He has had no formal training, grew up with parents of the ‘cook it ’til it’s grey’ school and had no exposure to ‘real food’ until he began working in advertising. He quickly caught on to the ‘hot lunch’ idea, and has had lunch in a restaurant nearly every working day for the past twenty five years, in the early days going home to replicate what he’d eaten at lunch.

Then, like many things in his life, food became somewhat of an obsession, cooking dinners of a dozen courses for friends, persuading his girlfriend and her mates to wear lingerie to dinner in exchange for his cooking (a stroke of genius), trips to France and Italy, clocking up over thirty Michelin stars in one adventure alone.

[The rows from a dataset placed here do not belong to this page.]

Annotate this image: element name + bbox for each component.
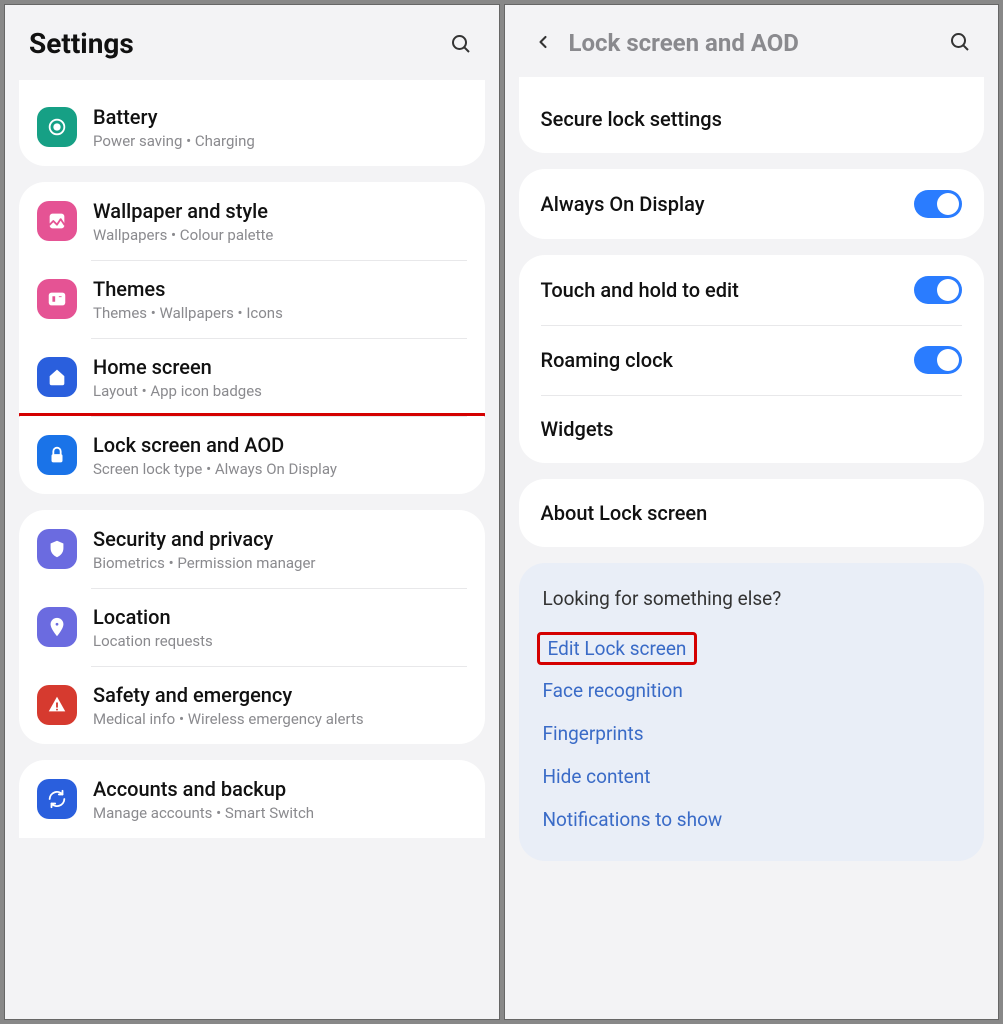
lockscreen-group: Secure lock settings [519,77,985,153]
settings-item-text: Battery Power saving • Charging [93,104,467,150]
looking-for-heading: Looking for something else? [543,587,961,610]
item-text: Secure lock settings [541,106,963,132]
link-face[interactable]: Face recognition [543,669,961,712]
settings-item-title: Themes [93,276,467,302]
settings-item-title: Security and privacy [93,526,467,552]
lockscreen-item-about[interactable]: About Lock screen [519,479,985,547]
toggle-switch[interactable] [914,276,962,304]
settings-item-subtitle: Screen lock type • Always On Display [93,460,467,478]
settings-item-title: Battery [93,104,467,130]
lockscreen-item-securelock[interactable]: Secure lock settings [519,85,985,153]
item-title: About Lock screen [541,500,963,526]
settings-header: Settings [5,5,499,80]
settings-item-subtitle: Wallpapers • Colour palette [93,226,467,244]
item-title: Touch and hold to edit [541,277,915,303]
item-text: Widgets [541,416,963,442]
item-text: Touch and hold to edit [541,277,915,303]
page-title: Settings [29,27,447,60]
lock-icon [37,435,77,475]
settings-item-subtitle: Themes • Wallpapers • Icons [93,304,467,322]
lockscreen-list: Secure lock settings Always On Display Tou… [505,77,999,1019]
item-title: Always On Display [541,191,915,217]
search-icon [948,30,972,54]
settings-item-title: Location [93,604,467,630]
lockscreen-item-widgets[interactable]: Widgets [519,395,985,463]
settings-item-wallpaper[interactable]: Wallpaper and style Wallpapers • Colour p… [19,182,485,260]
lockscreen-group: About Lock screen [519,479,985,547]
link-edit-lock[interactable]: Edit Lock screen [546,631,689,666]
settings-item-subtitle: Power saving • Charging [93,132,467,150]
lockscreen-item-touchhold[interactable]: Touch and hold to edit [519,255,985,325]
settings-item-home[interactable]: Home screen Layout • App icon badges [19,338,485,416]
settings-item-subtitle: Layout • App icon badges [93,382,467,400]
shield-icon [37,529,77,569]
settings-item-subtitle: Biometrics • Permission manager [93,554,467,572]
lockscreen-header: Lock screen and AOD [505,5,999,77]
page-title: Lock screen and AOD [569,29,947,57]
item-text: About Lock screen [541,500,963,526]
toggle-switch[interactable] [914,346,962,374]
settings-group: Wallpaper and style Wallpapers • Colour p… [19,182,485,494]
settings-item-text: Home screen Layout • App icon badges [93,354,467,400]
settings-item-subtitle: Location requests [93,632,467,650]
settings-item-security[interactable]: Security and privacy Biometrics • Permiss… [19,510,485,588]
back-button[interactable] [529,28,557,56]
settings-item-text: Lock screen and AOD Screen lock type • Al… [93,432,467,478]
looking-for-card: Looking for something else? Edit Lock scr… [519,563,985,861]
lockscreen-group: Always On Display [519,169,985,239]
lockscreen-item-roaming[interactable]: Roaming clock [519,325,985,395]
settings-item-lockscreen[interactable]: Lock screen and AOD Screen lock type • Al… [19,413,485,494]
settings-group: Battery Power saving • Charging [19,80,485,166]
item-title: Secure lock settings [541,106,963,132]
location-icon [37,607,77,647]
item-title: Widgets [541,416,963,442]
settings-group: Accounts and backup Manage accounts • Sma… [19,760,485,838]
themes-icon [37,279,77,319]
item-text: Roaming clock [541,347,915,373]
settings-item-text: Wallpaper and style Wallpapers • Colour p… [93,198,467,244]
link-notif[interactable]: Notifications to show [543,798,961,841]
settings-item-title: Safety and emergency [93,682,467,708]
settings-item-themes[interactable]: Themes Themes • Wallpapers • Icons [19,260,485,338]
wallpaper-icon [37,201,77,241]
settings-item-title: Wallpaper and style [93,198,467,224]
settings-item-title: Lock screen and AOD [93,432,467,458]
settings-item-text: Safety and emergency Medical info • Wirel… [93,682,467,728]
highlight-box: Edit Lock screen [537,632,698,665]
lockscreen-item-aod[interactable]: Always On Display [519,169,985,239]
item-text: Always On Display [541,191,915,217]
settings-item-text: Themes Themes • Wallpapers • Icons [93,276,467,322]
settings-list: Battery Power saving • Charging Wallpaper … [5,80,499,1019]
settings-item-text: Security and privacy Biometrics • Permiss… [93,526,467,572]
search-button[interactable] [946,28,974,56]
item-title: Roaming clock [541,347,915,373]
settings-item-battery[interactable]: Battery Power saving • Charging [19,88,485,166]
battery-icon [37,107,77,147]
chevron-left-icon [533,32,553,52]
search-icon [449,32,473,56]
settings-item-title: Accounts and backup [93,776,467,802]
settings-item-location[interactable]: Location Location requests [19,588,485,666]
settings-item-safety[interactable]: Safety and emergency Medical info • Wirel… [19,666,485,744]
sync-icon [37,779,77,819]
link-finger[interactable]: Fingerprints [543,712,961,755]
settings-item-title: Home screen [93,354,467,380]
settings-screen: Settings Battery Power saving • Charging W… [4,4,500,1020]
link-hide[interactable]: Hide content [543,755,961,798]
settings-item-text: Location Location requests [93,604,467,650]
settings-group: Security and privacy Biometrics • Permiss… [19,510,485,744]
lockscreen-group: Touch and hold to edit Roaming clock Widge… [519,255,985,463]
home-icon [37,357,77,397]
settings-item-subtitle: Medical info • Wireless emergency alerts [93,710,467,728]
settings-item-accounts[interactable]: Accounts and backup Manage accounts • Sma… [19,760,485,838]
settings-item-text: Accounts and backup Manage accounts • Sma… [93,776,467,822]
search-button[interactable] [447,30,475,58]
settings-item-subtitle: Manage accounts • Smart Switch [93,804,467,822]
toggle-switch[interactable] [914,190,962,218]
alert-icon [37,685,77,725]
lockscreen-aod-screen: Lock screen and AOD Secure lock settings… [504,4,1000,1020]
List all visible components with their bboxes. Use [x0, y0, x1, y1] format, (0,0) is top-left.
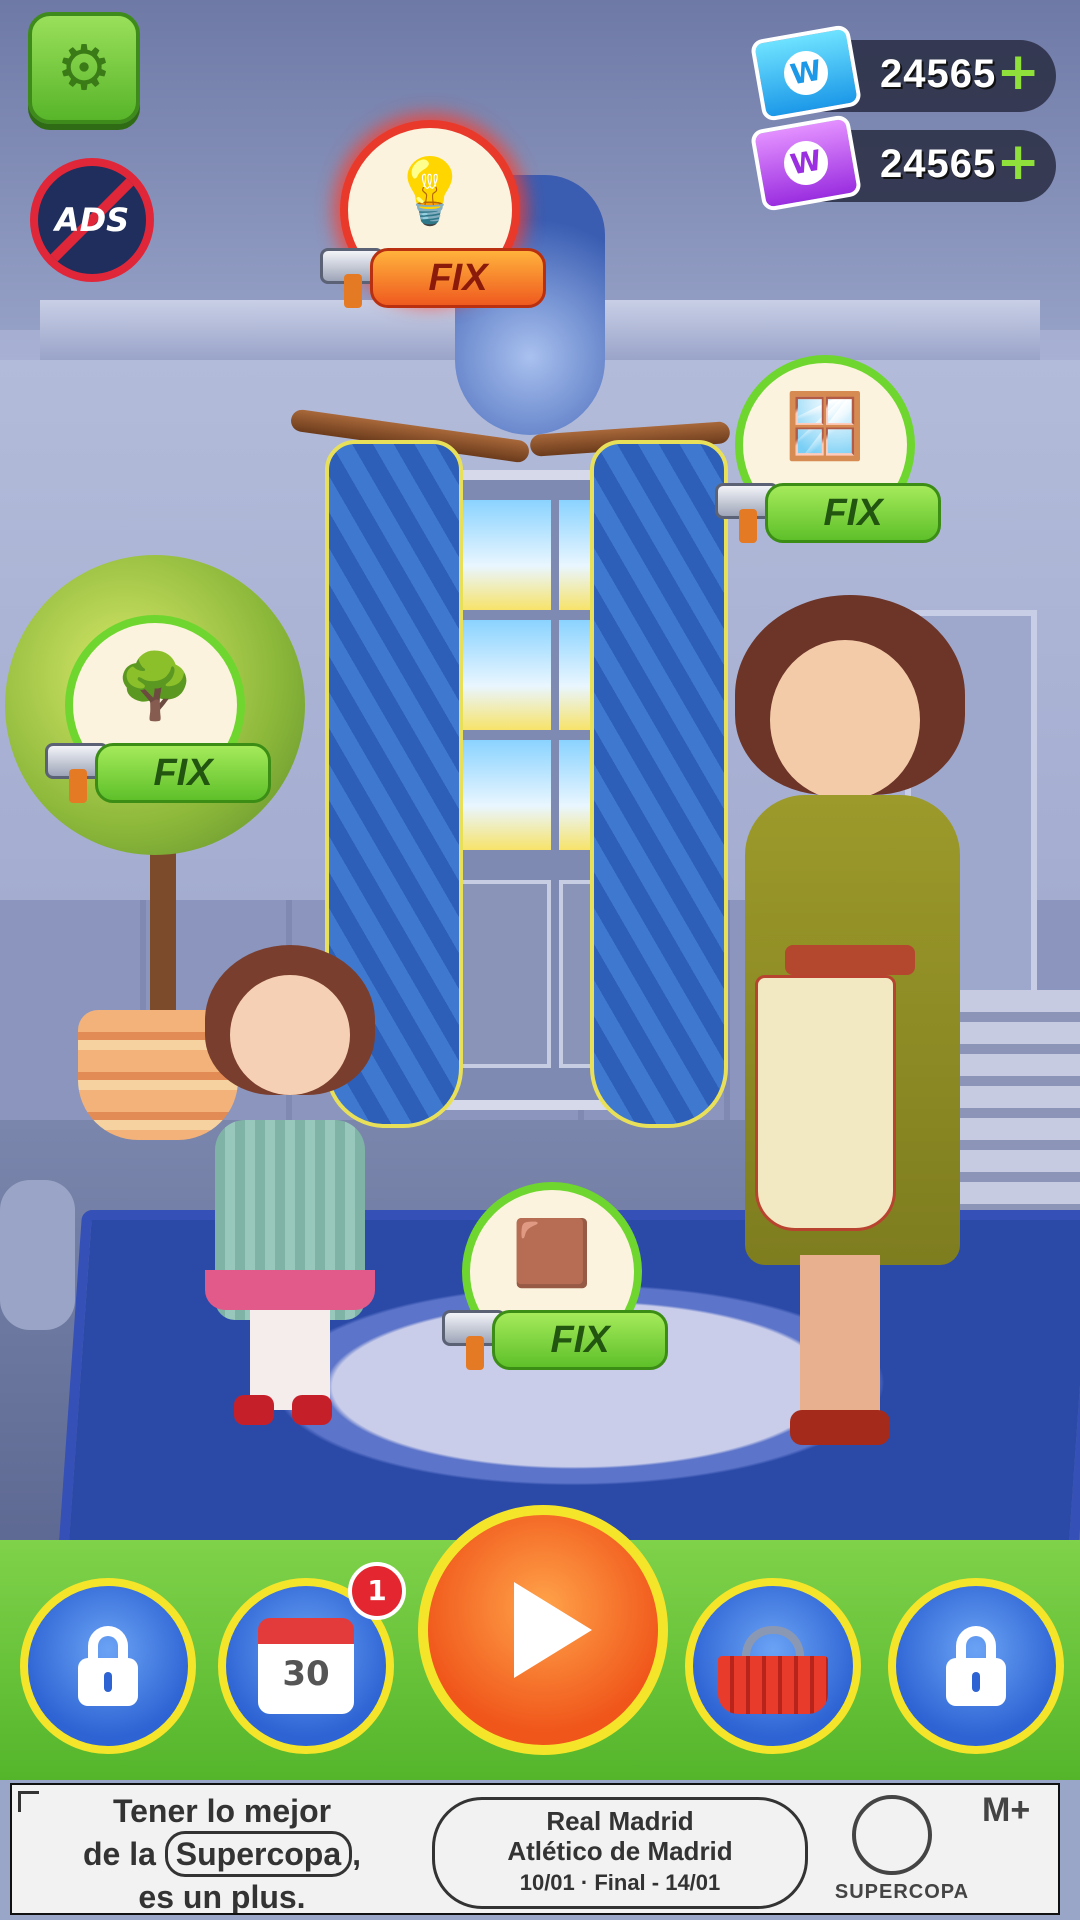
ad-supercopa-pill: Supercopa — [164, 1831, 353, 1877]
mother-belt — [785, 945, 915, 975]
settings-button[interactable]: ⚙ — [28, 12, 140, 124]
ad-match-info: Real Madrid Atlético de Madrid 10/01 · F… — [432, 1797, 808, 1909]
fix-curtains-button[interactable]: 🪟 FIX — [715, 355, 941, 543]
basket-icon — [718, 1626, 828, 1714]
ad-team-1: Real Madrid — [546, 1806, 694, 1836]
ad-slogan: Tener lo mejor de la Supercopa, es un pl… — [42, 1791, 402, 1915]
ad-line-2-suffix: , — [352, 1836, 362, 1872]
locked-feature-button-left[interactable] — [20, 1578, 196, 1754]
lock-icon — [946, 1626, 1006, 1706]
supercopa-logo-icon — [852, 1795, 932, 1875]
fix-label: FIX — [95, 743, 271, 803]
tree-icon: 🌳 — [115, 650, 195, 724]
mother-face — [770, 640, 920, 800]
calendar-icon: 30 — [258, 1618, 354, 1714]
play-icon — [514, 1582, 592, 1678]
rug-icon: 🟫 — [512, 1217, 592, 1291]
ad-line-2: de la Supercopa, — [42, 1831, 402, 1877]
ticket-letter: W — [780, 137, 832, 189]
add-blue-ticket-button[interactable]: + — [996, 46, 1040, 98]
ad-line-1: Tener lo mejor — [112, 1793, 332, 1829]
blue-ticket-icon: W — [749, 23, 863, 123]
lock-icon — [78, 1626, 138, 1706]
ad-banner[interactable]: Tener lo mejor de la Supercopa, es un pl… — [10, 1783, 1060, 1915]
shop-button[interactable] — [685, 1578, 861, 1754]
ad-brand: SUPERCOPA — [834, 1881, 970, 1903]
ad-line-2-prefix: de la — [82, 1836, 156, 1872]
ad-partner-logo: M+ — [982, 1791, 1031, 1829]
purple-ticket-counter: W 24565 + — [749, 113, 1056, 213]
remove-ads-button[interactable]: ADS — [30, 158, 154, 282]
girl-shoe — [234, 1395, 274, 1425]
add-purple-ticket-button[interactable]: + — [996, 136, 1040, 188]
notification-badge: 1 — [348, 1562, 406, 1620]
plant-pot — [0, 1180, 75, 1330]
ad-line-3: es un plus. — [138, 1879, 306, 1915]
calendar-number: 30 — [282, 1654, 330, 1694]
ads-label: ADS — [54, 201, 130, 239]
play-button[interactable] — [418, 1505, 668, 1755]
fix-rug-button[interactable]: 🟫 FIX — [442, 1182, 668, 1370]
curtain-right[interactable] — [590, 440, 728, 1128]
ad-match-dates: 10/01 · Final - 14/01 — [519, 1870, 721, 1895]
purple-ticket-icon: W — [749, 113, 863, 213]
ad-team-2: Atlético de Madrid — [507, 1836, 733, 1866]
mother-apron — [755, 975, 896, 1231]
locked-feature-button-right[interactable] — [888, 1578, 1064, 1754]
girl-skirt — [205, 1270, 375, 1310]
fix-label: FIX — [492, 1310, 668, 1370]
blue-ticket-counter: W 24565 + — [749, 23, 1056, 123]
blue-ticket-value: 24565 — [880, 52, 997, 96]
mother-legs — [800, 1255, 880, 1425]
ad-corner-mark — [18, 1791, 39, 1812]
ticket-letter: W — [780, 47, 832, 99]
purple-ticket-value: 24565 — [880, 142, 997, 186]
fix-tree-button[interactable]: 🌳 FIX — [45, 615, 271, 803]
girl-shoe — [292, 1395, 332, 1425]
mother-shoe — [790, 1410, 890, 1445]
fix-label: FIX — [765, 483, 941, 543]
ceiling-lamp-icon: 💡 — [390, 155, 470, 229]
girl-face — [230, 975, 350, 1095]
curtains-icon: 🪟 — [785, 390, 865, 464]
fix-label: FIX — [370, 248, 546, 308]
gear-icon: ⚙ — [56, 31, 112, 104]
fix-lamp-button[interactable]: 💡 FIX — [320, 120, 546, 308]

And the travel gave birth to the food writing, which has been his ‘professional hobby’ since the late eighties, having written for Australian Gourmet Traveller,Vogue Entertaining, BRW, the Sun Herald, SMH Good Living and the SMH Good Food Guide.

He has written the Great Aussie Barbeque Cookbook and The Great Aussie Bloke book and has two more in the pipeline. He is still cooking more than ever and teaching his 9 year old daughter.

In his early teens he did deals with the school rugby coaches to play prop in the Cs if he could play 5\8 in the Ds, Es and\or Fs.

He captain coached Macquarie Uni colts at the age of 18 because there was no one else to do it (and because the captain coach got to choose his position), and 4th grade the next year for the same reasons. He went on to play 208 games for Macquarie, without ever making 1st grade – a club record. He scored less than a dozen tries in all those games, a number which still topped his tackle count. He also won three best on-field actor awards – another record.

In Melbourne, he played two seasons of over 35s, being made captain after only two games because it was easier than trying to shut him up.

He played his last game aged 37, at the fleet footed weight of 17 stone four in the old money, a terrifying sight at 5\8 in more ways than one.

He now plays from the relative safety of a leather lounge, metres from a very large TV.

Kim Terakes is not a professional chef, but he is a much better cook than he was a rugby player.